The very first class I took was with an open mind and really wanted to LEARN something. It was obvious that the instructor had never taught a class before. For the first hour she talked about a book she had coming out and did a trunk show. It was an applique class at Paducah and she didn't demo any techniques and left us on our own. I had been teaching applique in my shop using my handy glue stick, which was not mainstream yet, so I whipped it out and in short order had my applique pieces ready to stitch down. She was horrified. I left at the lunch break as did over half the class.

The other bad experience was a well known art quilter. She refused to do any critiques even when asked. She also spent a large portion of the class time talking about her candidate for president.
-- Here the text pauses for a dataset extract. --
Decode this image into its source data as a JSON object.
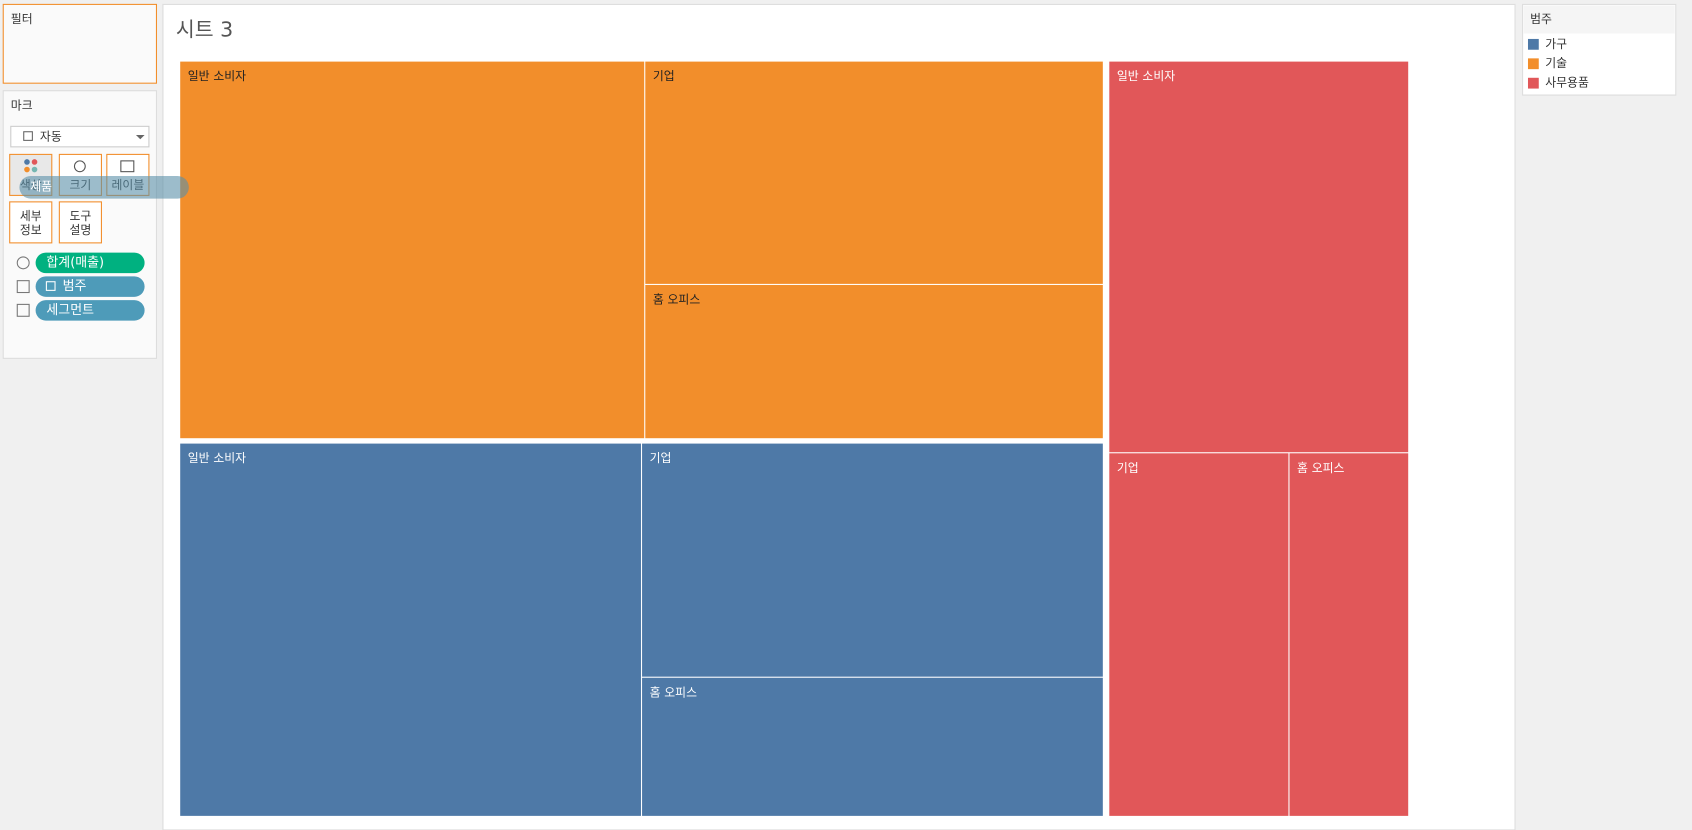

That isn't what I was there for and I felt a loss at not having constructive critque time for our work. she also had a couple of real class favorites which for a very small workshop class was way too obvious.

Katherine D. Stein said...

One of the worse teachers I encountered was at a Quilt Symposium and she was and still is a big name. She is a wonderful artist but her class bombed. She forbade any pictures to be taken of her samples, not becuase the flash could damage the color but because we might post them on our own blogs....she then went on and on about her new foundation she was starting blagh blagh..bottom line out a full day workshop, she may have actually spent 3 hours teaching and the balance bragging...I heard a couple of years later that she was teaching in Houston and pretty much did the same thing..

Lyric said...

You all are SO right about so many things! I didn't go to one of my local shops for a decade after the owner said something very rude to me when my 2yr old touched the fabric.

Sandy - I don't avoid anyone who is famous - most of them are just regular, albeit talented, people. I don't envy their success - and often go to learn from their success - be it in marketing, teaching, business, or art technique. Every once in a while I find one of them is egotistic - ah well. Most aren't.

It NEVER pays to speak badly of someone. Never. Hurts nobody but yourself. I try to do the opposite in my head, making up back-stories to explain someone's poor behavior. Makes it easier for me to let it go.

Poor hand-outs are a difficulty. I still find little mistakes in mine and think I have the best students. I ask them to write in edits or improvements on their evaluations. I'm continually tweaking them.

In class - only encouraging words. Ever. If I have a criticism it is private and couched in questions to the student to get them to discover the problem and figure out their own solution. Don't complain about a problem, provide a solution. (a household mantra)

I thank people for asking before they take pictures and then ask them to post them anywhere they want to WITH a link to my site. It's all good advertising.

As a teacher - I have much to learn - and am grateful for all of your input!

Lisa Chin said...

So many great comments on what not to do as a teacher and a quilt store employee. I like to think that I haven't done any of these no-no's and that I provide good feedback and lots of encouragement when I teach and work at the quilt store. I've been lucky enough to have only good teachers. I can't recall a bad class. I've heard others stories of terrible experiences with local and national teachers but have had great luck so far. I'm keeping my fingers crossed. I LOVE the cell phone fling idea! What a great way to make everyone feel at ease! Thank you for sharing these great ideas!